Probably because water can hold such a high amount of energie, making water vapor a more potent climate gas then COČ.
Also, they may have found a different use for Uranium and Plutonium, so they may consider splitting thoose elements into lighter ones foolish since there is a limited suply of thoose rare heavy metals.

im pretty sure thats not how global warminig works

http://en.wikipedia.org/wiki/Greenhouse_gas
Third sentence: "The primary greenhouse gases in the Earth's atmosphere are water vapor, carbon dioxide, methane, nitrous oxide, and ozone."
I'm pretty sure that's exactly how climate change works :D

I'm pretty sure that's not how climate change works. For one, if you read the article you linked beyond the third sentence, right in the "Role of water vapour" section it's stated explicitly that artificial sources of water vapor are negligible.

As for your point about water "holding a high amount of energy", I guess you are referring to it's high heat capacity. A higher value of heat capacity means for a given amount of absorbed heat the temperature of the substance rises less than it would for a material with a lower heat capacity.

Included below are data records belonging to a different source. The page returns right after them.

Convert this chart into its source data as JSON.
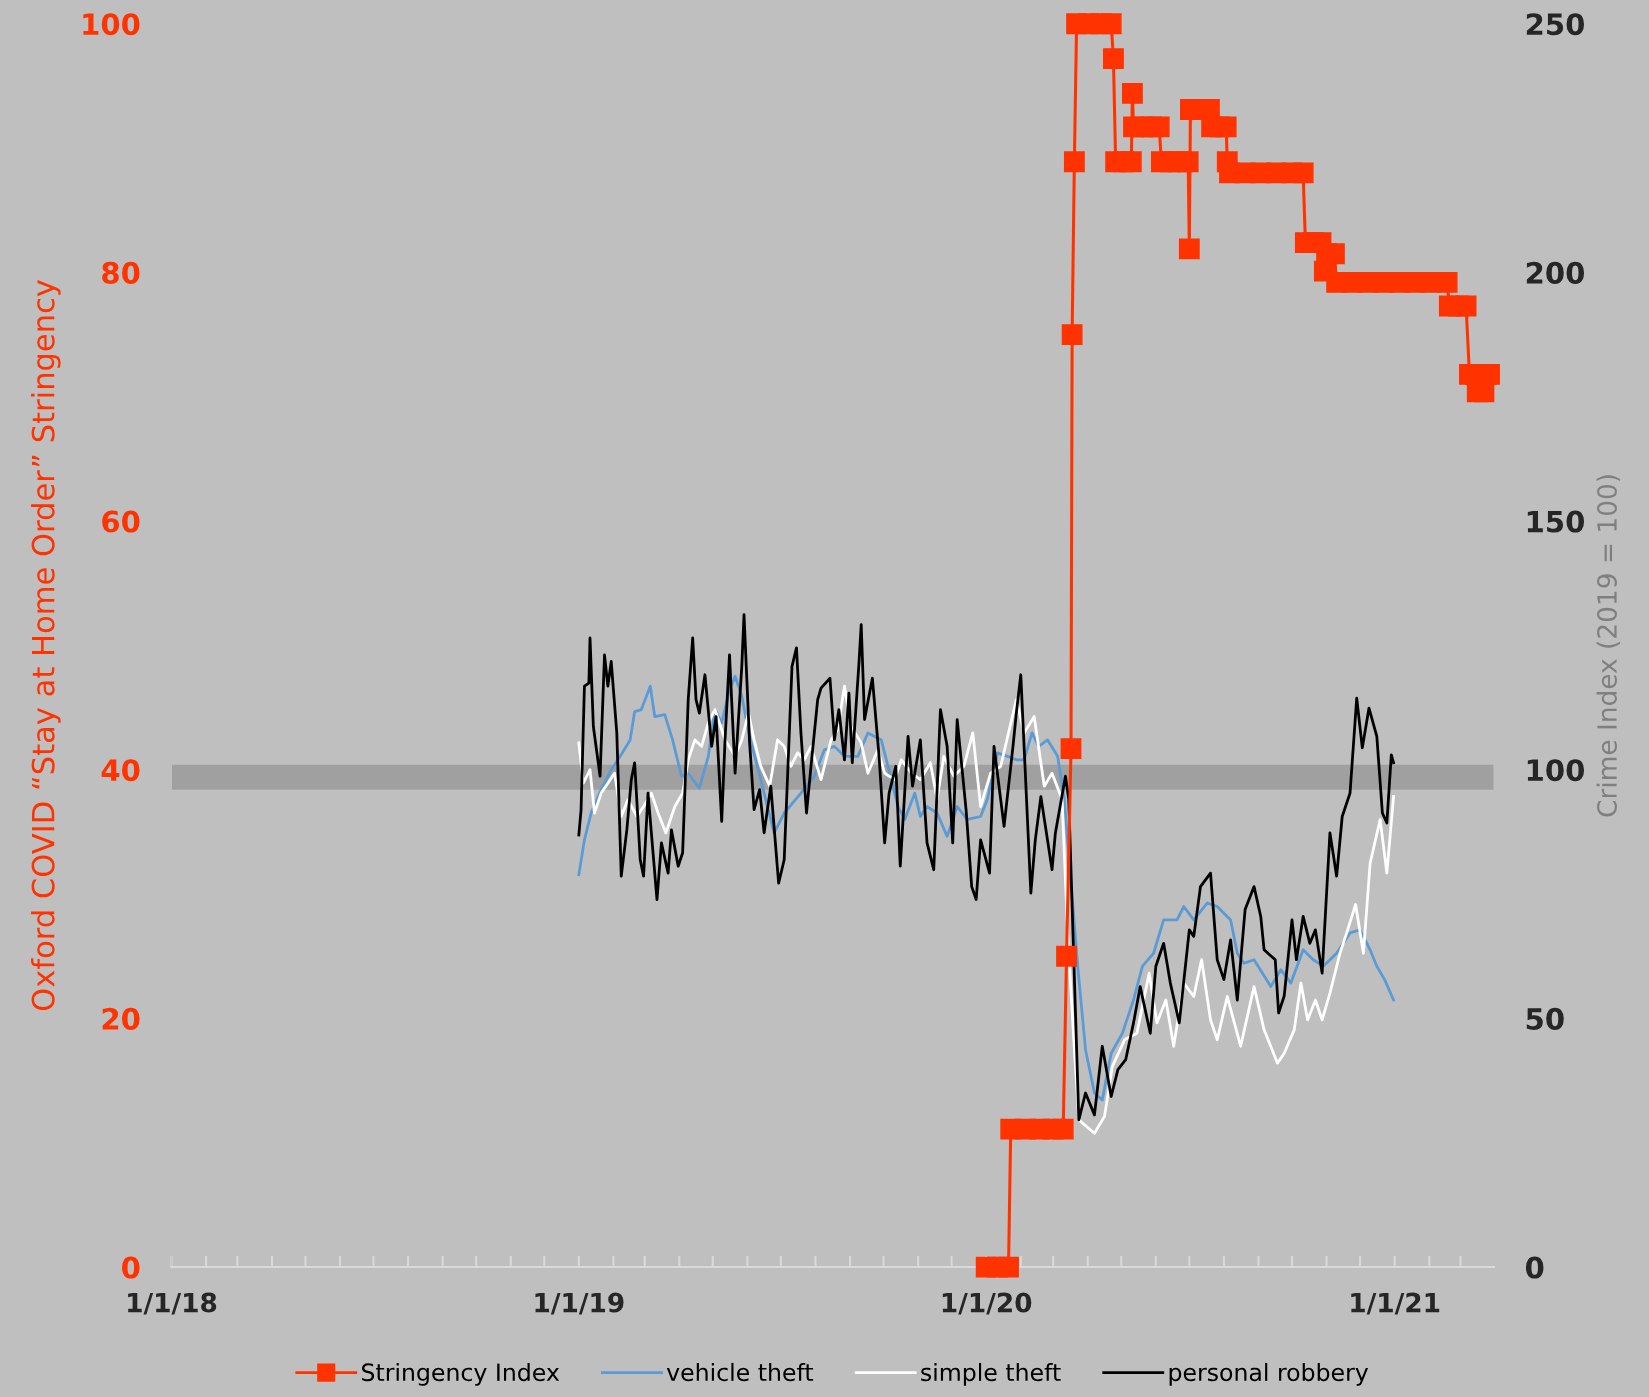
{
  "chart_data": {
    "type": "line",
    "ylabel": "Oxford COVID “Stay at Home Order” Stringency",
    "y2label": "Crime Index (2019 = 100)",
    "xlim": [
      "2018-01-01",
      "2021-03-31"
    ],
    "xticks": [
      {
        "value": "2018-01-01",
        "label": "1/1/18"
      },
      {
        "value": "2018-02-01",
        "label": null
      },
      {
        "value": "2018-03-01",
        "label": null
      },
      {
        "value": "2018-04-01",
        "label": null
      },
      {
        "value": "2018-05-01",
        "label": null
      },
      {
        "value": "2018-06-01",
        "label": null
      },
      {
        "value": "2018-07-01",
        "label": null
      },
      {
        "value": "2018-08-01",
        "label": null
      },
      {
        "value": "2018-09-01",
        "label": null
      },
      {
        "value": "2018-10-01",
        "label": null
      },
      {
        "value": "2018-11-01",
        "label": null
      },
      {
        "value": "2018-12-01",
        "label": null
      },
      {
        "value": "2019-01-01",
        "label": "1/1/19"
      },
      {
        "value": "2019-02-01",
        "label": null
      },
      {
        "value": "2019-03-01",
        "label": null
      },
      {
        "value": "2019-04-01",
        "label": null
      },
      {
        "value": "2019-05-01",
        "label": null
      },
      {
        "value": "2019-06-01",
        "label": null
      },
      {
        "value": "2019-07-01",
        "label": null
      },
      {
        "value": "2019-08-01",
        "label": null
      },
      {
        "value": "2019-09-01",
        "label": null
      },
      {
        "value": "2019-10-01",
        "label": null
      },
      {
        "value": "2019-11-01",
        "label": null
      },
      {
        "value": "2019-12-01",
        "label": null
      },
      {
        "value": "2020-01-01",
        "label": "1/1/20"
      },
      {
        "value": "2020-02-01",
        "label": null
      },
      {
        "value": "2020-03-01",
        "label": null
      },
      {
        "value": "2020-04-01",
        "label": null
      },
      {
        "value": "2020-05-01",
        "label": null
      },
      {
        "value": "2020-06-01",
        "label": null
      },
      {
        "value": "2020-07-01",
        "label": null
      },
      {
        "value": "2020-08-01",
        "label": null
      },
      {
        "value": "2020-09-01",
        "label": null
      },
      {
        "value": "2020-10-01",
        "label": null
      },
      {
        "value": "2020-11-01",
        "label": null
      },
      {
        "value": "2020-12-01",
        "label": null
      },
      {
        "value": "2021-01-01",
        "label": "1/1/21"
      },
      {
        "value": "2021-02-01",
        "label": null
      },
      {
        "value": "2021-03-01",
        "label": null
      }
    ],
    "ylim": [
      0,
      100
    ],
    "yticks": [
      0,
      20,
      40,
      60,
      80,
      100
    ],
    "y2lim": [
      0,
      250
    ],
    "y2ticks": [
      0,
      50,
      100,
      150,
      200,
      250
    ],
    "grid": false,
    "legend": "bottom",
    "bands": [
      {
        "axis": "y2",
        "from": 96,
        "to": 101,
        "color": "#a0a0a0"
      }
    ],
    "series": [
      {
        "name": "Stringency Index",
        "color": "#ff3300",
        "marker": "square",
        "x": [
          "2020-01-01",
          "2020-01-11",
          "2020-01-21",
          "2020-01-23",
          "2020-02-05",
          "2020-02-18",
          "2020-03-01",
          "2020-03-10",
          "2020-03-13",
          "2020-03-17",
          "2020-03-18",
          "2020-03-20",
          "2020-03-22",
          "2020-04-02",
          "2020-04-13",
          "2020-04-22",
          "2020-04-24",
          "2020-04-26",
          "2020-05-03",
          "2020-05-10",
          "2020-05-11",
          "2020-05-12",
          "2020-05-20",
          "2020-05-28",
          "2020-06-04",
          "2020-06-06",
          "2020-06-14",
          "2020-06-22",
          "2020-06-30",
          "2020-07-01",
          "2020-07-02",
          "2020-07-10",
          "2020-07-19",
          "2020-07-21",
          "2020-07-28",
          "2020-08-03",
          "2020-08-04",
          "2020-08-06",
          "2020-08-20",
          "2020-09-03",
          "2020-09-17",
          "2020-10-01",
          "2020-10-11",
          "2020-10-13",
          "2020-10-20",
          "2020-10-27",
          "2020-10-30",
          "2020-11-01",
          "2020-11-08",
          "2020-11-10",
          "2020-11-24",
          "2020-12-08",
          "2020-12-22",
          "2021-01-05",
          "2021-01-19",
          "2021-02-02",
          "2021-02-17",
          "2021-02-19",
          "2021-02-27",
          "2021-03-06",
          "2021-03-09",
          "2021-03-14",
          "2021-03-16",
          "2021-03-22",
          "2021-03-24",
          "2021-03-27"
        ],
        "values": [
          0,
          0,
          0,
          11.1,
          11.1,
          11.1,
          11.1,
          11.1,
          25,
          41.7,
          75,
          88.9,
          100,
          100,
          100,
          100,
          97.2,
          88.9,
          88.9,
          88.9,
          94.4,
          91.7,
          91.7,
          91.7,
          91.7,
          88.9,
          88.9,
          88.9,
          88.9,
          81.9,
          93.1,
          93.1,
          93.1,
          91.7,
          91.7,
          91.7,
          88.9,
          88,
          88,
          88,
          88,
          88,
          88,
          82.4,
          82.4,
          82.4,
          80.1,
          81.5,
          81.5,
          79.2,
          79.2,
          79.2,
          79.2,
          79.2,
          79.2,
          79.2,
          79.2,
          77.3,
          77.3,
          77.3,
          71.8,
          71.8,
          70.4,
          70.4,
          71.8,
          71.8
        ]
      },
      {
        "name": "vehicle theft",
        "color": "#5b9bd5",
        "axis": "y2",
        "x": [
          "2019-01-01",
          "2019-01-06",
          "2019-01-12",
          "2019-01-21",
          "2019-01-30",
          "2019-02-07",
          "2019-02-16",
          "2019-02-20",
          "2019-02-26",
          "2019-03-06",
          "2019-03-10",
          "2019-03-19",
          "2019-03-26",
          "2019-04-03",
          "2019-04-09",
          "2019-04-19",
          "2019-04-27",
          "2019-05-03",
          "2019-05-09",
          "2019-05-16",
          "2019-05-21",
          "2019-05-27",
          "2019-06-03",
          "2019-06-13",
          "2019-06-19",
          "2019-06-25",
          "2019-07-04",
          "2019-07-19",
          "2019-07-31",
          "2019-08-09",
          "2019-08-18",
          "2019-08-27",
          "2019-09-08",
          "2019-09-17",
          "2019-09-29",
          "2019-10-05",
          "2019-10-14",
          "2019-10-20",
          "2019-10-29",
          "2019-11-03",
          "2019-11-09",
          "2019-11-18",
          "2019-11-27",
          "2019-12-06",
          "2019-12-15",
          "2019-12-27",
          "2020-01-02",
          "2020-01-11",
          "2020-01-20",
          "2020-01-28",
          "2020-02-04",
          "2020-02-11",
          "2020-02-17",
          "2020-02-25",
          "2020-03-05",
          "2020-03-11",
          "2020-03-23",
          "2020-03-30",
          "2020-04-07",
          "2020-04-14",
          "2020-04-22",
          "2020-05-02",
          "2020-05-12",
          "2020-05-20",
          "2020-05-30",
          "2020-06-08",
          "2020-06-20",
          "2020-06-26",
          "2020-07-05",
          "2020-07-17",
          "2020-07-26",
          "2020-08-07",
          "2020-08-13",
          "2020-08-19",
          "2020-08-28",
          "2020-09-12",
          "2020-09-21",
          "2020-09-30",
          "2020-10-11",
          "2020-10-20",
          "2020-10-29",
          "2020-11-10",
          "2020-11-22",
          "2020-12-01",
          "2020-12-10",
          "2020-12-16",
          "2020-12-23",
          "2020-12-31"
        ],
        "values": [
          78.9,
          85.9,
          91.3,
          96.0,
          100.0,
          102.7,
          106.0,
          111.7,
          112.1,
          116.8,
          110.7,
          111.1,
          106.0,
          98.7,
          99.3,
          96.3,
          102.7,
          112.1,
          109.4,
          116.1,
          118.8,
          114.8,
          106.7,
          98.0,
          92.6,
          87.3,
          91.3,
          95.3,
          98.7,
          104.0,
          104.7,
          102.7,
          102.7,
          107.4,
          106.0,
          100.7,
          92.6,
          90.0,
          95.3,
          90.6,
          92.6,
          91.3,
          86.6,
          92.6,
          90.0,
          90.6,
          94.0,
          103.4,
          102.7,
          102.0,
          102.0,
          107.4,
          104.7,
          106.0,
          102.7,
          94.0,
          60.5,
          43.7,
          35.0,
          33.6,
          43.0,
          47.0,
          53.7,
          60.5,
          63.1,
          69.8,
          69.8,
          72.5,
          69.8,
          73.2,
          72.5,
          69.8,
          63.1,
          61.1,
          61.8,
          56.4,
          59.8,
          57.1,
          63.8,
          61.8,
          60.5,
          63.1,
          67.2,
          67.8,
          63.8,
          60.5,
          57.8,
          53.7
        ]
      },
      {
        "name": "simple theft",
        "color": "#ffffff",
        "axis": "y2",
        "x": [
          "2019-01-01",
          "2019-01-05",
          "2019-01-11",
          "2019-01-15",
          "2019-01-21",
          "2019-01-27",
          "2019-02-02",
          "2019-02-08",
          "2019-02-14",
          "2019-02-22",
          "2019-02-28",
          "2019-03-07",
          "2019-03-13",
          "2019-03-20",
          "2019-03-28",
          "2019-04-04",
          "2019-04-09",
          "2019-04-15",
          "2019-04-21",
          "2019-04-27",
          "2019-05-03",
          "2019-05-12",
          "2019-05-21",
          "2019-05-27",
          "2019-06-02",
          "2019-06-07",
          "2019-06-13",
          "2019-06-21",
          "2019-06-28",
          "2019-07-04",
          "2019-07-10",
          "2019-07-16",
          "2019-07-22",
          "2019-07-28",
          "2019-08-06",
          "2019-08-15",
          "2019-08-21",
          "2019-08-27",
          "2019-09-02",
          "2019-09-11",
          "2019-09-17",
          "2019-09-26",
          "2019-10-02",
          "2019-10-11",
          "2019-10-17",
          "2019-10-26",
          "2019-11-03",
          "2019-11-12",
          "2019-11-18",
          "2019-11-24",
          "2019-12-03",
          "2019-12-12",
          "2019-12-20",
          "2019-12-27",
          "2020-01-05",
          "2020-01-14",
          "2020-01-28",
          "2020-02-04",
          "2020-02-13",
          "2020-02-22",
          "2020-02-29",
          "2020-03-09",
          "2020-03-14",
          "2020-03-20",
          "2020-03-24",
          "2020-04-07",
          "2020-04-16",
          "2020-04-23",
          "2020-05-04",
          "2020-05-15",
          "2020-05-26",
          "2020-06-02",
          "2020-06-10",
          "2020-06-17",
          "2020-06-26",
          "2020-07-05",
          "2020-07-12",
          "2020-07-20",
          "2020-07-26",
          "2020-08-04",
          "2020-08-16",
          "2020-08-28",
          "2020-09-06",
          "2020-09-18",
          "2020-09-24",
          "2020-10-03",
          "2020-10-09",
          "2020-10-15",
          "2020-10-22",
          "2020-10-28",
          "2020-11-04",
          "2020-11-13",
          "2020-11-19",
          "2020-11-27",
          "2020-12-04",
          "2020-12-10",
          "2020-12-19",
          "2020-12-25",
          "2020-12-31"
        ],
        "values": [
          105.4,
          97.3,
          100.0,
          91.3,
          95.3,
          97.3,
          99.3,
          90.6,
          94.0,
          90.6,
          92.6,
          95.3,
          91.3,
          87.3,
          92.6,
          95.3,
          102.0,
          106.0,
          104.7,
          109.4,
          112.1,
          106.0,
          102.7,
          106.0,
          111.4,
          106.0,
          100.7,
          96.7,
          106.0,
          104.7,
          100.7,
          103.4,
          102.0,
          104.7,
          98.0,
          106.0,
          108.1,
          116.8,
          108.7,
          105.4,
          99.3,
          104.0,
          99.3,
          98.0,
          102.0,
          99.3,
          98.0,
          101.4,
          94.0,
          102.7,
          98.7,
          100.7,
          107.4,
          92.6,
          99.3,
          100.7,
          114.1,
          107.4,
          110.7,
          96.7,
          99.3,
          94.0,
          67.2,
          43.7,
          29.6,
          26.9,
          30.3,
          40.3,
          45.7,
          47.0,
          59.1,
          49.1,
          53.7,
          44.4,
          57.1,
          54.4,
          61.8,
          49.7,
          45.7,
          54.4,
          44.4,
          56.4,
          47.7,
          41.0,
          43.0,
          47.7,
          57.1,
          49.7,
          53.7,
          49.7,
          55.1,
          63.1,
          67.2,
          72.9,
          63.1,
          81.2,
          90.0,
          79.2,
          94.6
        ]
      },
      {
        "name": "personal robbery",
        "color": "#000000",
        "axis": "y2",
        "x": [
          "2019-01-01",
          "2019-01-03",
          "2019-01-06",
          "2019-01-10",
          "2019-01-11",
          "2019-01-14",
          "2019-01-20",
          "2019-01-24",
          "2019-01-27",
          "2019-01-30",
          "2019-02-04",
          "2019-02-08",
          "2019-02-13",
          "2019-02-17",
          "2019-02-20",
          "2019-02-25",
          "2019-02-28",
          "2019-03-04",
          "2019-03-12",
          "2019-03-16",
          "2019-03-22",
          "2019-03-25",
          "2019-03-31",
          "2019-04-04",
          "2019-04-09",
          "2019-04-13",
          "2019-04-16",
          "2019-04-19",
          "2019-04-24",
          "2019-04-30",
          "2019-05-04",
          "2019-05-09",
          "2019-05-12",
          "2019-05-16",
          "2019-05-21",
          "2019-05-27",
          "2019-05-29",
          "2019-06-03",
          "2019-06-07",
          "2019-06-12",
          "2019-06-16",
          "2019-06-22",
          "2019-06-29",
          "2019-07-04",
          "2019-07-11",
          "2019-07-15",
          "2019-07-19",
          "2019-07-24",
          "2019-07-28",
          "2019-08-03",
          "2019-08-06",
          "2019-08-14",
          "2019-08-18",
          "2019-08-22",
          "2019-08-27",
          "2019-08-31",
          "2019-09-03",
          "2019-09-09",
          "2019-09-11",
          "2019-09-14",
          "2019-09-21",
          "2019-09-27",
          "2019-10-02",
          "2019-10-06",
          "2019-10-12",
          "2019-10-16",
          "2019-10-23",
          "2019-10-27",
          "2019-11-03",
          "2019-11-09",
          "2019-11-15",
          "2019-11-21",
          "2019-11-27",
          "2019-12-02",
          "2019-12-06",
          "2019-12-14",
          "2019-12-19",
          "2019-12-23",
          "2019-12-27",
          "2020-01-04",
          "2020-01-08",
          "2020-01-17",
          "2020-01-25",
          "2020-01-28",
          "2020-02-01",
          "2020-02-10",
          "2020-02-14",
          "2020-02-19",
          "2020-02-29",
          "2020-03-03",
          "2020-03-12",
          "2020-03-15",
          "2020-03-24",
          "2020-03-30",
          "2020-04-07",
          "2020-04-14",
          "2020-04-22",
          "2020-04-28",
          "2020-05-05",
          "2020-05-12",
          "2020-05-18",
          "2020-05-27",
          "2020-06-01",
          "2020-06-08",
          "2020-06-14",
          "2020-06-22",
          "2020-07-01",
          "2020-07-05",
          "2020-07-11",
          "2020-07-20",
          "2020-07-26",
          "2020-08-01",
          "2020-08-07",
          "2020-08-13",
          "2020-08-20",
          "2020-08-28",
          "2020-09-03",
          "2020-09-06",
          "2020-09-16",
          "2020-09-19",
          "2020-09-24",
          "2020-10-01",
          "2020-10-05",
          "2020-10-11",
          "2020-10-17",
          "2020-10-22",
          "2020-10-28",
          "2020-11-04",
          "2020-11-10",
          "2020-11-15",
          "2020-11-22",
          "2020-11-28",
          "2020-12-03",
          "2020-12-09",
          "2020-12-16",
          "2020-12-21",
          "2020-12-25",
          "2020-12-29",
          "2020-12-31"
        ],
        "values": [
          86.9,
          92.0,
          116.8,
          117.4,
          126.5,
          108.7,
          98.7,
          123.1,
          116.8,
          121.8,
          107.4,
          78.6,
          87.9,
          98.0,
          101.4,
          81.9,
          78.6,
          95.3,
          73.9,
          85.3,
          79.2,
          87.9,
          80.6,
          83.3,
          114.1,
          126.5,
          114.1,
          111.4,
          119.1,
          104.7,
          110.7,
          89.6,
          106.0,
          123.1,
          99.3,
          120.8,
          131.2,
          105.4,
          92.0,
          96.0,
          87.3,
          96.7,
          77.2,
          81.9,
          120.8,
          124.5,
          107.4,
          91.3,
          100.7,
          114.1,
          116.4,
          118.4,
          106.0,
          112.1,
          102.0,
          115.4,
          101.4,
          121.5,
          129.2,
          110.1,
          118.4,
          102.7,
          85.3,
          95.3,
          100.7,
          80.6,
          106.7,
          96.7,
          106.0,
          85.3,
          79.9,
          112.1,
          104.7,
          85.3,
          110.1,
          91.9,
          76.5,
          73.9,
          85.9,
          79.2,
          104.7,
          88.6,
          104.7,
          111.4,
          119.1,
          75.2,
          85.9,
          94.6,
          79.9,
          87.3,
          98.7,
          94.0,
          29.6,
          35.0,
          30.6,
          44.4,
          34.3,
          39.7,
          41.7,
          49.1,
          56.4,
          47.0,
          60.5,
          65.1,
          57.1,
          49.1,
          67.8,
          66.5,
          76.5,
          79.2,
          61.8,
          57.8,
          65.8,
          53.7,
          71.9,
          76.5,
          70.5,
          63.8,
          61.8,
          51.1,
          54.5,
          69.8,
          61.8,
          70.5,
          65.1,
          67.8,
          59.1,
          87.3,
          78.6,
          90.6,
          95.3,
          114.4,
          104.4,
          112.4,
          106.7,
          91.3,
          89.3,
          103.0,
          101.4
        ]
      }
    ]
  }
}
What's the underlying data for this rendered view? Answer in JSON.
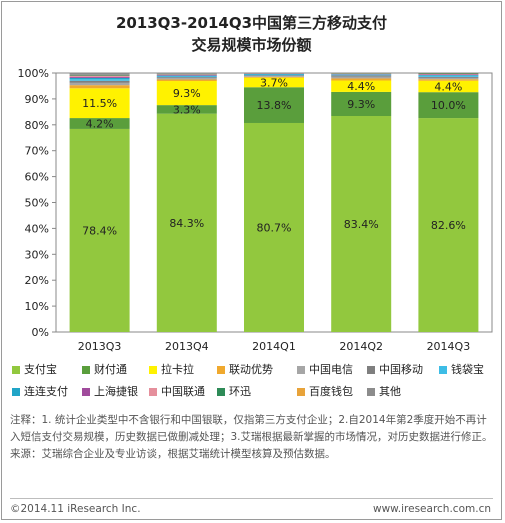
{
  "title_lines": [
    "2013Q3-2014Q3中国第三方移动支付",
    "交易规模市场份额"
  ],
  "chart_data": {
    "type": "bar",
    "stacked": true,
    "percent": true,
    "categories": [
      "2013Q3",
      "2013Q4",
      "2014Q1",
      "2014Q2",
      "2014Q3"
    ],
    "yticks": [
      "0%",
      "10%",
      "20%",
      "30%",
      "40%",
      "50%",
      "60%",
      "70%",
      "80%",
      "90%",
      "100%"
    ],
    "ylim": [
      0,
      100
    ],
    "grid": false,
    "legend_position": "bottom",
    "series": [
      {
        "name": "支付宝",
        "color": "#92C83E",
        "values": [
          78.4,
          84.3,
          80.7,
          83.4,
          82.6
        ],
        "labels": [
          "78.4%",
          "84.3%",
          "80.7%",
          "83.4%",
          "82.6%"
        ]
      },
      {
        "name": "财付通",
        "color": "#5A9E3C",
        "values": [
          4.2,
          3.3,
          13.8,
          9.3,
          10.0
        ],
        "labels": [
          "4.2%",
          "3.3%",
          "13.8%",
          "9.3%",
          "10.0%"
        ]
      },
      {
        "name": "拉卡拉",
        "color": "#FFF200",
        "values": [
          11.5,
          9.3,
          3.7,
          4.4,
          4.4
        ],
        "labels": [
          "11.5%",
          "9.3%",
          "3.7%",
          "4.4%",
          "4.4%"
        ]
      },
      {
        "name": "联动优势",
        "color": "#F0A92E",
        "values": [
          1.2,
          0.6,
          0.3,
          0.8,
          0.6
        ],
        "labels": []
      },
      {
        "name": "中国电信",
        "color": "#A6A6A6",
        "values": [
          0.9,
          0.5,
          0.3,
          0.7,
          0.5
        ],
        "labels": []
      },
      {
        "name": "中国移动",
        "color": "#7F7F7F",
        "values": [
          0.8,
          0.4,
          0.3,
          0.5,
          0.4
        ],
        "labels": []
      },
      {
        "name": "钱袋宝",
        "color": "#3DBDE6",
        "values": [
          0.6,
          0.3,
          0.3,
          0.2,
          0.4
        ],
        "labels": []
      },
      {
        "name": "连连支付",
        "color": "#21A5C7",
        "values": [
          0.5,
          0.3,
          0.2,
          0.2,
          0.3
        ],
        "labels": []
      },
      {
        "name": "上海捷银",
        "color": "#A04B9C",
        "values": [
          0.4,
          0.2,
          0.1,
          0.1,
          0.2
        ],
        "labels": []
      },
      {
        "name": "中国联通",
        "color": "#E58F9C",
        "values": [
          0.5,
          0.3,
          0.1,
          0.1,
          0.2
        ],
        "labels": []
      },
      {
        "name": "环迅",
        "color": "#2E8B57",
        "values": [
          0.3,
          0.2,
          0.1,
          0.1,
          0.2
        ],
        "labels": []
      },
      {
        "name": "百度钱包",
        "color": "#E8A33A",
        "values": [
          0.0,
          0.0,
          0.0,
          0.1,
          0.1
        ],
        "labels": []
      },
      {
        "name": "其他",
        "color": "#8C8C8C",
        "values": [
          0.7,
          0.3,
          0.1,
          0.1,
          0.1
        ],
        "labels": []
      }
    ]
  },
  "notes": [
    "注释：1. 统计企业类型中不含银行和中国银联，仅指第三方支付企业；2.自2014年第2季度开始不再计入短信支付交易规模，历史数据已做删减处理；3.艾瑞根据最新掌握的市场情况，对历史数据进行修正。",
    "来源：艾瑞综合企业及专业访谈，根据艾瑞统计模型核算及预估数据。"
  ],
  "footer": {
    "left": "©2014.11 iResearch Inc.",
    "right": "www.iresearch.com.cn"
  }
}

Also, it has nothing to do with the material's ability to absorb radiation.

The property of materials that do effect its ability to absorb EM radiation largely depend on the wavelength of the radiation. For example, IR radiation effects molecules with a nonzero dipole moment. UV/VIS, in contrast, reacts well with the pi-bonds and non bonding electrons in molecules. In the former case IR causes the bonds to resonate (stretch/twist/waggle etc) and heat up, while UV/VIS excites the pi bond or non bonding electrons in a higher energy state, radiating the absorbed energy as the electron returns to a non-excited state.
Spectroscopy itself is a complex field, and climate science is handling a subject more complex yet, crossing over to many other fields. I don't claim to understand much of it myself.

Besides, seeing the chimneys behind the cooling towers, I would guess the picture is of a coal plant, not a nuclear power station.